We have confirmed reports of law enforcement visiting people’s homes, as well as lots of rumors about this sort of repression happening around Portland. First and foremost: DO NOT TALK TO THE POLICE. Just don’t talk. It is the safest approach for yourself, your friends and comrades, and the community. 

Before you share information, confirm that information is accurate. Check in with the person who sent you the information and find out where they got it, along with who gave it to them. If their information was not based on a direct experience by that person, ask them what they know about their source for that information and if they can confirm how true it is. If you cannot confirm the information OR you cannot confirm it in a timely manner, make a note when you share that this information has NOT been confirmed. Let people know that it may end up not being true. Encourage other people who share your posts to do the same thing. Misinformation is a common tactic the police use to sow fear and panic amongst people. Also sometimes, people just hear things wrong or misunderstand what has been shared and spread something that is not fully accurate. We are safest when we spread calm amongst each other and support each other even when we make mistakes.

Since we know the police are actively investigating incidents from protests, here are some steps you can take prepare yourself in the event that the police visit you at your home or stop you on the street:

  1. Talk to your housemates, partners, lovers, or anyone else whose home you spend significant time at about what could happen.
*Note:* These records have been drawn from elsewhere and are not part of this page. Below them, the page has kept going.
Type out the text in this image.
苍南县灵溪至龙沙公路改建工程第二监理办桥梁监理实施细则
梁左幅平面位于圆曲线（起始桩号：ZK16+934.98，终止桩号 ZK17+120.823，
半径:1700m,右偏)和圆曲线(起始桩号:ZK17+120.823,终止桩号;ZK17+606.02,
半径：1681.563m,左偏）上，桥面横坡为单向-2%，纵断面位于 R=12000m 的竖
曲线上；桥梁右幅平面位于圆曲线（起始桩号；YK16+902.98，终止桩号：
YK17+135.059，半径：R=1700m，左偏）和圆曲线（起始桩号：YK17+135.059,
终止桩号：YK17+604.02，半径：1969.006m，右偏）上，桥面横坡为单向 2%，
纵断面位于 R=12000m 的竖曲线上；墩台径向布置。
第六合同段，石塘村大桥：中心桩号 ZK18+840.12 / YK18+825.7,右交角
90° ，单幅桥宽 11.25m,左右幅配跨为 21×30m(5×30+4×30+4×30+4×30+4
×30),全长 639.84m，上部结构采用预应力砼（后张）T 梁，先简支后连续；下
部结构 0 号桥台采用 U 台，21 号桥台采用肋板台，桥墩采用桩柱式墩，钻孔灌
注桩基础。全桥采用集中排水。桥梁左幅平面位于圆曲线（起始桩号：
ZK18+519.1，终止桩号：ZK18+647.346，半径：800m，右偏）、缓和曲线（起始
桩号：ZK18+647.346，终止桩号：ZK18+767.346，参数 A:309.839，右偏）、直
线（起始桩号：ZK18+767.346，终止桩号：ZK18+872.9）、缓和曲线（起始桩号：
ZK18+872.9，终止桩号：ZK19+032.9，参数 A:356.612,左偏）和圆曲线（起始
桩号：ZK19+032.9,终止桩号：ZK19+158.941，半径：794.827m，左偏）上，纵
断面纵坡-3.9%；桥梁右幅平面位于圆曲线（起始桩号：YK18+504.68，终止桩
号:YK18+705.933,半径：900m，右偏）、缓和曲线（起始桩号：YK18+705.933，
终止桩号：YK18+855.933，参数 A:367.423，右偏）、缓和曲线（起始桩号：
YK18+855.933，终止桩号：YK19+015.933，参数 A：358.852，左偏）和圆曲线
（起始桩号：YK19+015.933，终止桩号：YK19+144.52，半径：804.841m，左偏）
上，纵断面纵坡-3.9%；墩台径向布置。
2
For example, talk through a police visitation, your arrest, or a subpoena to a grand jury, along with what your friends and family should do if the state shows up to talk to them. 
  2. Leave a poster or sticker or note by the door reminding yourself and others that you do not need to open the door to the police and that if questioned you should say “I will be remaining silent. I want to speak to a lawyer.”
  3. It is possible the state may visit your family or your work. As an organization or group of friends, talk about how this might impact you and others in your organization or friend group and make a plan for how you want to address this with your family and/ or work.
  4. Make a support plan that addresses these questions: what do you need in terms of mental, emotional and material support when you are faced with a crisis? What would you need if you got arrested? What would you need if you went to jail for an extended period? 
  5. Set up a system with your organization or group of friends to communicate quickly with each other in the event of a visitation, arrest, or subpoena.

 

If police visit your home, here are some steps to protect yourself and others:

  1. Don’t answer the door. Unless they have a warrant, you do not have to open the door. 
  2. If the cops come to your door with a legitimate arrest warrant, you may want to step outside your door as quickly as possible and lock your house behind you. If the cops come inside to get you, they can (and will) search.
  3. If law enforcement has a search warrant, read the warrant before letting them in (they can put it under the door) and look at what it is they can actually take.
  4. At home with anyone you live with, practice asking who is at the door before you open it. Do not open the door until you know who is behind the door. Keep any exterior doors locked at all times. if the door is not locked, the police can walk in.
  5. These guidelines can apply to any physical space you are in.